Mercer was elected as the Law Society of Ontario’s 67th treasurer on Thursday, receiving 34 votes out of a total of 58 in a second round of voting. The LSO will focus on a number of projects in the vein of monitoring competency over the next two years, including licensing consultation and paralegal licensing in colleges, Mercer says.
“The traditional and still centrally important role of a self-regulator of professions to ensure entry-level competence is assured. When people come into practice, to ensure professional competence is maintained and developed and ensure professional conduct is maintained is not a small challenge. It’s a central challenge,” Mercer says. “We are considering how to deal with the reality that many lawyers and paralegals don’t practise by themselves but practise in groups, and we are working to address how to take that reality into account in regulation.”
The inclusion of paralegals in the law society has been central to new initiatives around expanding the scope of practice of paralegals and expanding access to justice, former treasurer Paul Schabas has said.
As Mercer presided over his first Convocation, benchers have already raised questions about whether the law society has made clear its expectations for aspiring paralegals.
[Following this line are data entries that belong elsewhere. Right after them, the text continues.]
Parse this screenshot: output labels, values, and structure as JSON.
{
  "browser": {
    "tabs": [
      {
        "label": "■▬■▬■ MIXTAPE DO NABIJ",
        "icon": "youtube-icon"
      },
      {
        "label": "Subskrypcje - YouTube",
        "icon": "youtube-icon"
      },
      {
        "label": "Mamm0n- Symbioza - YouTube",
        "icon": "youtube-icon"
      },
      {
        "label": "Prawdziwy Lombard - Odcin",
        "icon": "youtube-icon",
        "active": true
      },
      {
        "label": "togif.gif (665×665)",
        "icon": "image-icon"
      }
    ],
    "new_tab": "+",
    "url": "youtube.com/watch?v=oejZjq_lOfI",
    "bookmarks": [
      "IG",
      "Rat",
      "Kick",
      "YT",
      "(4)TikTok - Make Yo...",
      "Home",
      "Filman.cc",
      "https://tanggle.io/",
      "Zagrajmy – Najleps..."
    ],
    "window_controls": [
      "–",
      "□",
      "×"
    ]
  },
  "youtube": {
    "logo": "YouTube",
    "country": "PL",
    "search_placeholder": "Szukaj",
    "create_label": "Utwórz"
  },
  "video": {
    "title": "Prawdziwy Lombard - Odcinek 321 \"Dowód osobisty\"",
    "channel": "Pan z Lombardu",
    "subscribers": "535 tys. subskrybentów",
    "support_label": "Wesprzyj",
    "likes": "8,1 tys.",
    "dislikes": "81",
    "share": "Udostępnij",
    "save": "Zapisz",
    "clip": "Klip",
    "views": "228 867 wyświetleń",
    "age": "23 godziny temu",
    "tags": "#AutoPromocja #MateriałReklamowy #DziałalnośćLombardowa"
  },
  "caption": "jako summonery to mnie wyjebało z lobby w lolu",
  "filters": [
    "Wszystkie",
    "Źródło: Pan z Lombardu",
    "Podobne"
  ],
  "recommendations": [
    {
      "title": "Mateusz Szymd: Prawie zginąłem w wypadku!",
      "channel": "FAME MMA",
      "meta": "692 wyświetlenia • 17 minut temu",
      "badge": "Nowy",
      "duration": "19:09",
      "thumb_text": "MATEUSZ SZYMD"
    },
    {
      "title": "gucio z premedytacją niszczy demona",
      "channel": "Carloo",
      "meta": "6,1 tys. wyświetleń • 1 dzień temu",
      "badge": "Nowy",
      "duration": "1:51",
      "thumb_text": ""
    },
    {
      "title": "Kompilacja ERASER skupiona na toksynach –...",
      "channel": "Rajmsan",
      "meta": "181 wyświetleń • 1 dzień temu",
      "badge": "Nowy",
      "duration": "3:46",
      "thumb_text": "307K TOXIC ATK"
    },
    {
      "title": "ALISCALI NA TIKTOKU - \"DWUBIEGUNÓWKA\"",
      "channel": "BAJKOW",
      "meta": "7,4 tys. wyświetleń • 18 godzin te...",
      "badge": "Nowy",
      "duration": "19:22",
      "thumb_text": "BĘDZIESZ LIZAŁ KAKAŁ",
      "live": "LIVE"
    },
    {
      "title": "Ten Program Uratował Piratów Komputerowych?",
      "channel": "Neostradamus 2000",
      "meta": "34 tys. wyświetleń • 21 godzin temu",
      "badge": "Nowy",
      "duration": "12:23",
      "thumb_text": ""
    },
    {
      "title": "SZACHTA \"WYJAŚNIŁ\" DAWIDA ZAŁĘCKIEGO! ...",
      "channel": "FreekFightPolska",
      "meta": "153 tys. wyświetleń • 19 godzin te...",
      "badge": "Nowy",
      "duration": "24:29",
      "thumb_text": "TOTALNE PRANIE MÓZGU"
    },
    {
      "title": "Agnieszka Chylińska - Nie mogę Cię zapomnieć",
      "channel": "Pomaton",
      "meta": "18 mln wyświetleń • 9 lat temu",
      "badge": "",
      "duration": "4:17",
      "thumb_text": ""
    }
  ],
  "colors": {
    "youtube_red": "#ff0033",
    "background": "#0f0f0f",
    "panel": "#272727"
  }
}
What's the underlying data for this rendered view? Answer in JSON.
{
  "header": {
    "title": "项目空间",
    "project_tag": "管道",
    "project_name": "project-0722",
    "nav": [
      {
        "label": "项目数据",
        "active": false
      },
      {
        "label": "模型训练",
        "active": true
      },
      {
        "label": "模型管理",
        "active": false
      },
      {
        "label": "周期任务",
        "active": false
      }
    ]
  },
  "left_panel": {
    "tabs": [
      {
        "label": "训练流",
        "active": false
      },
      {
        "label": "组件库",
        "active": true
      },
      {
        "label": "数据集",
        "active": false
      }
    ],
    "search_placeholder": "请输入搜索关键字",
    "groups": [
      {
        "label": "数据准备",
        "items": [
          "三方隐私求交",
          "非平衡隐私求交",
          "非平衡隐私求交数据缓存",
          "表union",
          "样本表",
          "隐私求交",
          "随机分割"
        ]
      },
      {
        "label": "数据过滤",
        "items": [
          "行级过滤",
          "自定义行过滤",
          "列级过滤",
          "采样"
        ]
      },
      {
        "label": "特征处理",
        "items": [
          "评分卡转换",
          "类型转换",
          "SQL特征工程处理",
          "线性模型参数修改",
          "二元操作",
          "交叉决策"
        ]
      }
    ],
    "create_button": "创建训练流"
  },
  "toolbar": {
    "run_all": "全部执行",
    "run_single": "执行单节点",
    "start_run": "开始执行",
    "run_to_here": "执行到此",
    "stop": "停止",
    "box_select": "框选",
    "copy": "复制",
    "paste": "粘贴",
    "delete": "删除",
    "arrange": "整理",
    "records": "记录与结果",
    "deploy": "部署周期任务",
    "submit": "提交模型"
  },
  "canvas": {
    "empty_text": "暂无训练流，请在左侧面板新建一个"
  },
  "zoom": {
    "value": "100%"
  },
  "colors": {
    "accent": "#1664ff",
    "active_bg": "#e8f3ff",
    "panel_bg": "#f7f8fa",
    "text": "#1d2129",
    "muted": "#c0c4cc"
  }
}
In particular, the way that paralegal education program tests are scored came into question, given statistics that almost 55 per cent of students pass the licensing exams on the first attempt in private colleges, compared to nearly 81 per cent in community college.
“Those are hard questions. And it’s an interesting challenge for a self-regulator of two professions to address that,” Mercer says.
Mercer focuses on corporate law and matters of professional negligence as a partner in McCarthy Tétrault LLP’s litigation group in Toronto.
Through the election process, Mercer said he has already learned that there is a diverse range of perspectives within the law society and that his challenge will be to reach a consensus where all professionals feel “heard, listened to and understood.”
“The benchers are a diverse group,” Mercer says, “What I learned that is most important is that benchers want to do the right thing. They are dedicated to their responsibilities — and they don’t all agree with each other. The only way one can properly deal with that is make sure that information is provided, debates are had, consultations are had, leading up to the day Convocation is asked to reach decisions. That’s why we have a diverse group in the room. One of the central roles of the treasurers is to make that work,” Mercer says.
The law society has a number of challenges ahead, including the regulation of advertising, the redressing of inequity in the profession, the treatment of mental health in the disciplinary process and transitions to new technology. Mercer will take the lead at the law society with just one year left in the terms of benchers, and he will quietly spend the next few months working hard on the strategic plan that will be adopted after the next election.
Mercer says he hopes that everyone in the profession recognizes the importance of helping people who have been disadvantaged.
“With respect to the work of the challenges for racialized licensees, there are a number of recommendations adopted by Convocation,” Mercer says. “The work over the next several years will be implementing those recommendations in a way that is thoughtful and respectful and moves the professions forward.”
There has also been an evolution in the law society’s disciplinary process in recent years when it comes to mental health issues, particularly when used as a defence in the law society tribunal, Mercer says. But there are still questions to consider about whether the law society sufficiently accommodates people with disabilities when it comes to investigations and discipline, Mercer says.
“It would be morally wrong to discipline people for that which they could not do because of physical and mental illness. We also know that there are — and cases before the tribunal have made this clear as well — situations where physical and mental illness don’t excuse conduct but nevertheless is taken into account in considering what the consequence should be,” Mercer says. “Like all important issues, I’d be astonished if we can ever say the work is done, but I think we can say the work is advancing.”
Mercer, who has a background in engineering, also said the law society will take a deliberate and long-term approach in considering new technologies, after benchers discussed the issue at a retreat a few weeks ago.
“We’ve already started the work,” Mercer said in a news conference. “Not to come to immediate answers but rather to develop an understanding — I hope, a consensus — on the direction to take.”